|THE KEENE STATE COLLEGE MAGAZINE FOR ALUMNI AND FRIENDS||VOLUME XXIV NUMBER 2 WINTER 2008|
He Found His He(art) at KSC
Inspired by a fiery moment in ceramics class, Grava turned science into art.
Damian Grava '99 is likely to remember his time at Keene State as one spent discovering fire. Grava was taking a ceramics class with Professor Sam Azzaro, who invited him to experience the ceramics firing process using the wood-fired kiln out by the recycling sheds. At that moment, as an armful of wood was fed to " the beast" and Grava saw the fire crackle and rage and rush through the chamber, he realized he wanted art to be more than a pastime.
Grava graduated with a B.S. in geology, but rocks and ceramics aren't separate topics in his life. The sciences helped him to understand, and fully appreciate, naturally occurring sculptures. " My background in geology is a definite benefit, aiding me in the technical aspects of ceramics," he said. " It also provides me with most of my influences for my work, as opposed to cultural influences." Cultural influence wasn't without its place. An art history class with Henry Freedman and an oil painting class with John Roberts reinforced all of the lessons from Azzaro's class. The support of these professors, who would often choose Grava's work for student shows at the Thorne-Sagendorph Art Gallery, gave him encouragement to continue creating.
The color palette seen in a sunset or at twilight inspires the firing process Grava uses for his ceramics. He prefers the effects achieved with wood ash and baking soda over paint-like glazes. Pieces are leaned and " tumble stacked" against each other in the kiln, which helps to create surface designs as tactile as they are visual. With pits and splashes across the surface, the finished pieces could be a distant planet or a rocky outcrop rusted yellow from rain and iron.
Just as someone might run their fingers over a rock they find interesting, he wants his pieces to elicit the same instinct to touch. " I'm drawn to ceramics as an art material because it invites tactile interaction with the viewer, thus a more personal and musing experience," Grava explains.

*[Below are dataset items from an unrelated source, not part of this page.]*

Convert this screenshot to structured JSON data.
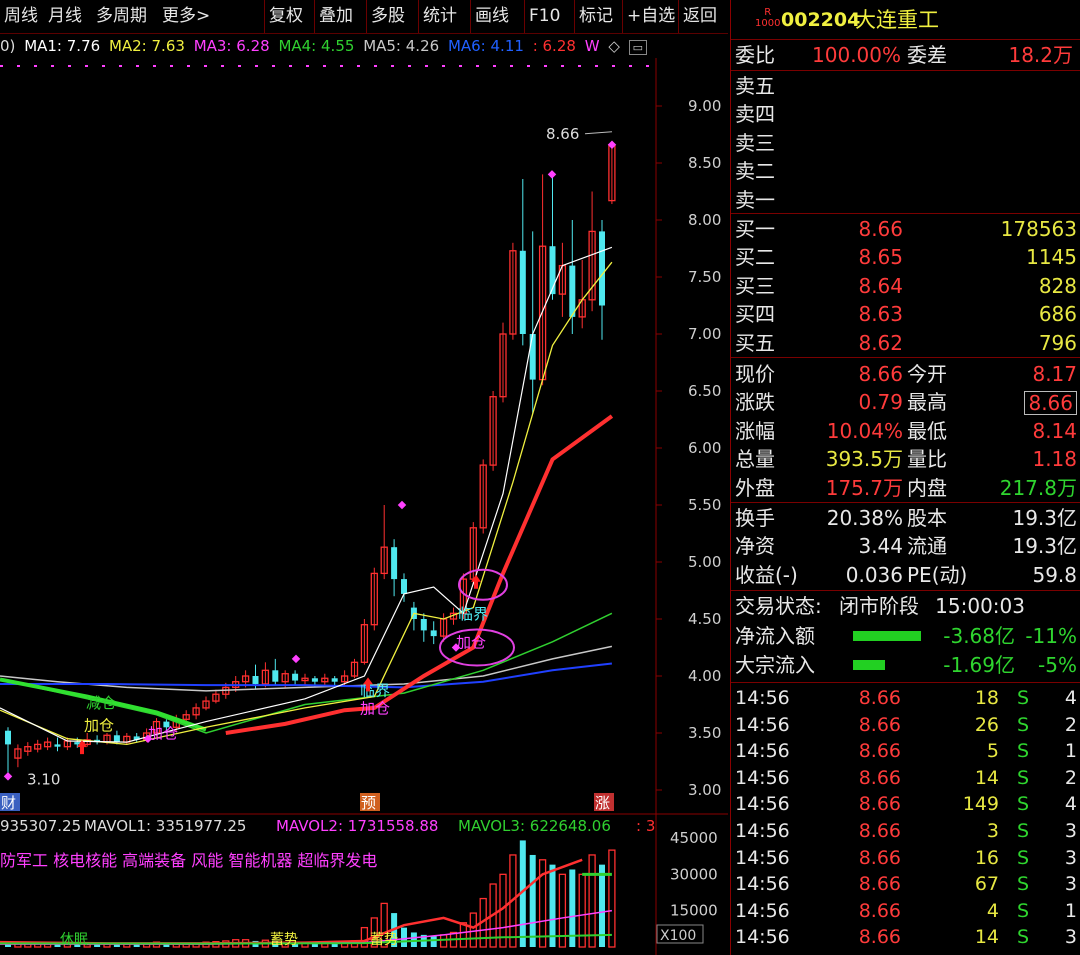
{
  "toolbar": {
    "items": [
      "周线",
      "月线",
      "多周期",
      "更多>",
      "复权",
      "叠加",
      "多股",
      "统计",
      "画线",
      "F10",
      "标记",
      "+自选",
      "返回"
    ]
  },
  "ma_line": {
    "prefix": "0)",
    "ma1": "MA1: 7.76",
    "ma2": "MA2: 7.63",
    "ma3": "MA3: 6.28",
    "ma4": "MA4: 4.55",
    "ma5": "MA5: 4.26",
    "ma6": "MA6: 4.11",
    "extra": ": 6.28",
    "w": "W"
  },
  "price_axis": [
    "9.00",
    "8.50",
    "8.00",
    "7.50",
    "7.00",
    "6.50",
    "6.00",
    "5.50",
    "5.00",
    "4.50",
    "4.00",
    "3.50",
    "3.00"
  ],
  "annotations": {
    "high": "8.66",
    "low": "3.10",
    "jianzu": "减仓",
    "jiacang1": "加仓",
    "jiacang2": "加仓",
    "jiacang3": "加仓",
    "linjie1": "临界",
    "linjie2": "临界",
    "jiacang4": "加仓",
    "badge_left": "财",
    "badge_mid": "预",
    "badge_right": "涨"
  },
  "volume": {
    "vol": "935307.25",
    "mavol1": "MAVOL1: 3351977.25",
    "mavol2": "MAVOL2: 1731558.88",
    "mavol3": "MAVOL3: 622648.06",
    "tail": ": 3",
    "concepts": "防军工 核电核能 高端装备 风能 智能机器 超临界发电",
    "axis": [
      "45000",
      "30000",
      "15000"
    ],
    "unit": "X100",
    "labels": [
      "休眠",
      "蓄势",
      "蓄势"
    ]
  },
  "panel": {
    "stock_badge_top": "R",
    "stock_badge_bottom": "1000",
    "code": "002204",
    "name": "大连重工",
    "weibi_label": "委比",
    "weibi": "100.00%",
    "weicha_label": "委差",
    "weicha": "18.2万",
    "sell": [
      {
        "label": "卖五"
      },
      {
        "label": "卖四"
      },
      {
        "label": "卖三"
      },
      {
        "label": "卖二"
      },
      {
        "label": "卖一"
      }
    ],
    "buy": [
      {
        "label": "买一",
        "price": "8.66",
        "vol": "178563"
      },
      {
        "label": "买二",
        "price": "8.65",
        "vol": "1145"
      },
      {
        "label": "买三",
        "price": "8.64",
        "vol": "828"
      },
      {
        "label": "买四",
        "price": "8.63",
        "vol": "686"
      },
      {
        "label": "买五",
        "price": "8.62",
        "vol": "796"
      }
    ],
    "quote": [
      {
        "l1": "现价",
        "v1": "8.66",
        "l2": "今开",
        "v2": "8.17"
      },
      {
        "l1": "涨跌",
        "v1": "0.79",
        "l2": "最高",
        "v2": "8.66"
      },
      {
        "l1": "涨幅",
        "v1": "10.04%",
        "l2": "最低",
        "v2": "8.14"
      },
      {
        "l1": "总量",
        "v1": "393.5万",
        "l2": "量比",
        "v2": "1.18"
      },
      {
        "l1": "外盘",
        "v1": "175.7万",
        "l2": "内盘",
        "v2": "217.8万"
      }
    ],
    "finance": [
      {
        "l1": "换手",
        "v1": "20.38%",
        "l2": "股本",
        "v2": "19.3亿"
      },
      {
        "l1": "净资",
        "v1": "3.44",
        "l2": "流通",
        "v2": "19.3亿"
      },
      {
        "l1": "收益(-)",
        "v1": "0.036",
        "l2": "PE(动)",
        "v2": "59.8"
      }
    ],
    "status_label": "交易状态:",
    "status": "闭市阶段",
    "status_time": "15:00:03",
    "netflow_label": "净流入额",
    "netflow": "-3.68亿",
    "netflow_pct": "-11%",
    "bigflow_label": "大宗流入",
    "bigflow": "-1.69亿",
    "bigflow_pct": "-5%",
    "ticks": [
      {
        "t": "14:56",
        "p": "8.66",
        "v": "18",
        "s": "S",
        "n": "4"
      },
      {
        "t": "14:56",
        "p": "8.66",
        "v": "26",
        "s": "S",
        "n": "2"
      },
      {
        "t": "14:56",
        "p": "8.66",
        "v": "5",
        "s": "S",
        "n": "1"
      },
      {
        "t": "14:56",
        "p": "8.66",
        "v": "14",
        "s": "S",
        "n": "2"
      },
      {
        "t": "14:56",
        "p": "8.66",
        "v": "149",
        "s": "S",
        "n": "4"
      },
      {
        "t": "14:56",
        "p": "8.66",
        "v": "3",
        "s": "S",
        "n": "3"
      },
      {
        "t": "14:56",
        "p": "8.66",
        "v": "16",
        "s": "S",
        "n": "3"
      },
      {
        "t": "14:56",
        "p": "8.66",
        "v": "67",
        "s": "S",
        "n": "3"
      },
      {
        "t": "14:56",
        "p": "8.66",
        "v": "4",
        "s": "S",
        "n": "1"
      },
      {
        "t": "14:56",
        "p": "8.66",
        "v": "14",
        "s": "S",
        "n": "3"
      }
    ]
  },
  "colors": {
    "up": "#ff3030",
    "down": "#4fe8ef",
    "ma1": "#ffffff",
    "ma2": "#f0f040",
    "ma3": "#ff3030",
    "ma4": "#30d030",
    "ma5": "#c8c8c8",
    "ma6": "#2040ff",
    "magenta": "#ff40ff"
  }
}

What started as a way to blend his passions led Grava to a residency at Pottery Northwest in Seattle, Washington. His pieces are regularly displayed at the Higo Gallery in Seattle, and he was the featured artist at the Pacific Rim Bonsai Collection show " Traditions and Transitions – Arts of the Earth."
Last May, he had a show at the Eighth Annual Clay Invitational at the Art Spirit Gallery of Fine Art in Coeur d'Alene, Idaho, and exhibited for a fourth year at the Glenn Richards Annual Pottery Invitational show " Mingei Tradition in the Northwest" in November. When he isn't preparing for shows or working on his own art, Grava also teaches workshops on soda firing at Tacoma Community College.
Damian Grava, at his kiln in Seattle.